Do you know anything about similar projects? Also, what could be done to help turn such a project into a workable programming language? Do you see obvious flaws in such an approach? If so, what could be done to repair these, or at least salvage part of this concept?
I'm only going to respond to the last few paragraphs you wrote. I did read the rest. But I think most of the relevant issues are easier to talk about in a concrete context which the shell analogy supplies.
Yes. It's clunky. But it's not clunky by happenstance. It's clunky because standardized IPC is really hard.
It's a standard observation in the programming language community that a library is sort of a miniature domain-specific language. Every language worth talking about can be "extended" in this way. But there's nothing novel about saying "we can extend the core Java language by defining additional classes." Languages like C++ and Scala go to some trouble to let user classes resemble the core language, syntactically. (With features like operator overloading).
I assume you want to do something different from that, since if you wanted C++, you know where to find it.
In particular, I assume you want to be able to write and compose DSLs, where those DSLs cannot be implemented as libraries in some base GPL. But that's a self-contradictory desire. If DSL A and DSL B don't share common abstractions, they won't compose cleanly.
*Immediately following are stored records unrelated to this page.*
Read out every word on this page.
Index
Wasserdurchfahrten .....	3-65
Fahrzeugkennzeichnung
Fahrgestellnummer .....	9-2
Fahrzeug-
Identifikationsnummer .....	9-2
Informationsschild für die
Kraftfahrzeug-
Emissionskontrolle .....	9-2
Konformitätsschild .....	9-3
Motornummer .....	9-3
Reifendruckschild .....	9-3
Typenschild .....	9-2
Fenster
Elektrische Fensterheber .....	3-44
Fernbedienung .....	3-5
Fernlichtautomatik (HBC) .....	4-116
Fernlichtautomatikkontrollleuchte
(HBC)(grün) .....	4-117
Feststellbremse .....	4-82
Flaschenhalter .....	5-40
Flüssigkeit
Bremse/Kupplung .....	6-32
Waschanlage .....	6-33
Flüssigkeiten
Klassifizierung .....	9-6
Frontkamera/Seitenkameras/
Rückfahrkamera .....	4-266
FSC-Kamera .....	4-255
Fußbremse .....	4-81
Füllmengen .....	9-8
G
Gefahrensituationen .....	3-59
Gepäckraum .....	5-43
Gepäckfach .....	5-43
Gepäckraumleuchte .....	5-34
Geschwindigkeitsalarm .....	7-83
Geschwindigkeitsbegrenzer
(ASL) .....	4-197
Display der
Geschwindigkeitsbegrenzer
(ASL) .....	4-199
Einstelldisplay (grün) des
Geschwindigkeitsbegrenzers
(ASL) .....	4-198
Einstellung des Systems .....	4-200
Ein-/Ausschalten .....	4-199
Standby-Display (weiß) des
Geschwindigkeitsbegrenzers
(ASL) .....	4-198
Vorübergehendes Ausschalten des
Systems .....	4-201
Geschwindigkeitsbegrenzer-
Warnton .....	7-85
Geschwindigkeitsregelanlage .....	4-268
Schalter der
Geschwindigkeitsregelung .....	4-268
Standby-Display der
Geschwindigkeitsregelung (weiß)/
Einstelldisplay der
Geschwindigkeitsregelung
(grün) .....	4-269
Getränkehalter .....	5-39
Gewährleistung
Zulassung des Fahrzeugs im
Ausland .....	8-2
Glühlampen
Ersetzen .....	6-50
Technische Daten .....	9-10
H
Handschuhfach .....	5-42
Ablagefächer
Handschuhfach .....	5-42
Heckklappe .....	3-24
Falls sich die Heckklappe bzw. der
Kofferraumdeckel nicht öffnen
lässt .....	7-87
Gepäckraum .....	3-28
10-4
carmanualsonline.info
Think about types for a minute. Suppose DSL A has some type system t, and DSL B has some other set of types t'. If t and t' aren't identical, then you'll have trouble sharing data between those DSLs, since there won't be a way to represent the data from A in B (or vice versa).
Alternatively, ask about implementation. I have a chunk of code written in A and a chunk written in B. I'd like my compiler/translator to optimize across the boundary. I also want to be able to handle memory management, synchronization, etc across the boundary. That's what composability means, I think.
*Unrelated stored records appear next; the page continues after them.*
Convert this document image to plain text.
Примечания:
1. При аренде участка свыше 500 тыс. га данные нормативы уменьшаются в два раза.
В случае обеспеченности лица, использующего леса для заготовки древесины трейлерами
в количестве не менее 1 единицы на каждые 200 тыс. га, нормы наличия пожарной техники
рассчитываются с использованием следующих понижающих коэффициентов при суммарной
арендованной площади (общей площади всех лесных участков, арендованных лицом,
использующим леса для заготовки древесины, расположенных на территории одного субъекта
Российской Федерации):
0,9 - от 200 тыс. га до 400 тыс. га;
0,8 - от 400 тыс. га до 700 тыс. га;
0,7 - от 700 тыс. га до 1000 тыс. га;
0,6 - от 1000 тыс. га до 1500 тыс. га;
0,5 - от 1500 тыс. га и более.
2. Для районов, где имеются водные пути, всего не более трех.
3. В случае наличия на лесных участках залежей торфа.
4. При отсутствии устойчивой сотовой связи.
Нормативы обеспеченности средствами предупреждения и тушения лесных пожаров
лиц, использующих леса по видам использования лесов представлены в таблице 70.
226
Today, we often achieve it by having a shared representation that we compile down to. For instance, there are a bunch of languages that all compile down to JVM bytecode, to the .NET CLR, or to GCC's intermediate representation. (This also sidesteps the type problem I mentioned above.)
But the price is that if you have to compile to reasonably clean JVM bytecode (or the like), that really limits you. To give an example of an un-embeddable language, I don't believe you could compile C to JVM bytecode and have it efficiently share objects with Java code. Look at the contortions scala has gone through to implement closures and higher-order functions efficiently.
if two DSLs A and B share a common internal representation, they aren't all that separate as languages. Alternatively, if A and B are really different -- say, C and Haskell -- then you would have an awfully hard time writing a clean implementation of the joint language.
Shell is a concrete example of this. I agree that a major reason why shell is clunk is that you can't communicate structured data. Everything has to be serialized, and in practice, mostly in newline-delimited lists of records, which is very limiting. But that's not simply because of bad design. It's because most of the languages we glue together with shell don't have any other data type in common. Awk and sed don't have powerful type systems. If they did, they would be much more complicated -- and that would make them much less useful.
Another reason shell programming is hard is that there aren't good constructs in the shell for error handling, concurrency, and so forth. But there couldn't be, in some sense -- you would have to carry the same mechanisms into each of the embedded languages. And that's intolerably confining.